Nuansa khas budaya lokal. Percakapan antartokoh dengan bahasa daerah yang begitu kental. Sangat mencerminkan keseharian lokal masyarakat desa di Indonesia.
Tentu dalam segi cerita sangatlah berbeda dengan Tilik. Astaghfirrullah Bingung mengambil latar tempat suatu desa di Jawa Barat. Bahasa Sunda kerap mendominasi percakapan dalam film ini. Kebiasaan pengajian bagi ibu-ibu yang berangkat dengan mobil dolak ini menjadi kearifan lokal yang ditonjolkan.
Astaghfirrullah Bingung berangkat dari seorang ustaz yang memberikan ceramah dalam pengajian yang dihadiri ibu-ibu. Ada salah satu ibu-ibu bertanya soal hamil di luar nikah, ustaz itu pun menjawab dengan bijak dan tegas sesuai dengan syariat Islam. Tanpa diduga, datang sebuah masalah. Sang ustaz pun bingung menyikapinya.
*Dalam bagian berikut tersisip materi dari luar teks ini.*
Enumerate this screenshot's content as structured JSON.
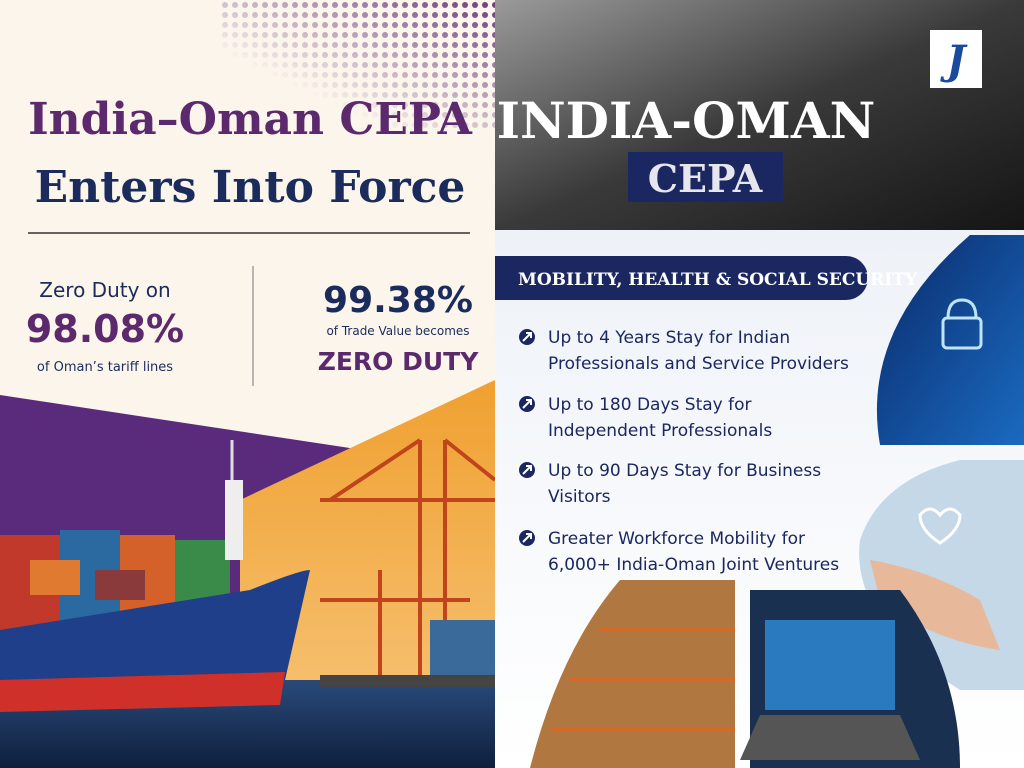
{
  "left": {
    "title_line1": "India–Oman CEPA",
    "title_line2": "Enters Into Force",
    "stat1": {
      "lead": "Zero Duty on",
      "value": "98.08%",
      "caption": "of Oman’s tariff lines"
    },
    "stat2": {
      "value": "99.38%",
      "caption": "of Trade Value becomes",
      "tail": "ZERO DUTY"
    }
  },
  "right": {
    "logo": "J",
    "title": "INDIA-OMAN",
    "subtitle": "CEPA",
    "banner": "MOBILITY, HEALTH & SOCIAL SECURITY",
    "bullets": [
      [
        "Up to 4 Years Stay for Indian",
        "Professionals and Service Providers"
      ],
      [
        "Up to 180 Days Stay for",
        "Independent Professionals"
      ],
      [
        "Up to 90 Days Stay for Business",
        "Visitors"
      ],
      [
        "Greater Workforce Mobility for",
        "6,000+ India-Oman Joint Ventures"
      ]
    ]
  }
}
Selain pemutaran film Astaghfirrullah Bingung, ada dua film yang juga turut ditampilkan. Pertama ada A Silent Symphony yang diproduksi di bawah naungan Cineline. Premisnya sederhana, seorang lelaki yang berusaha melangkah kembali setelah kehilangan orang yang disayanginya.
Lalu, ada pemutaran film hasil produksi tugas UAS yang belum pernah ditayangkan sebelumnya. Nyaah, film yang juga sarat dengan kebudayaan lokal di sebuah pedesaan. Dengan latar tahun 90an di sebuah desa, hiduplah sepasang suami-istri yang mendapat tekanan keras dari orang-orang sekitar (salah satunya, orang tua) agar cepat punya momongan.
Baca Juga: Waswas di Bibir Jurang Sungai Cibodas
Jalan Menuju Pangalengan Rusak Parah, Mengganggu Perekonomian Warga dan Akses Pariwisata
PKL Dalem Kaum: Beri Kami Tempat Berdagang yang Layak!
Di Balik Layar Astaghfirrullah Bingung
Chafila Nursyifa Alifia, produser film Astaghfirrullah Bingung, menyampaikan proses pembuatan film ini memakan waktu selama satu semester penuh, mulai dari proses brainstroming hingga praproduksi yang berakhir di bulan Februari.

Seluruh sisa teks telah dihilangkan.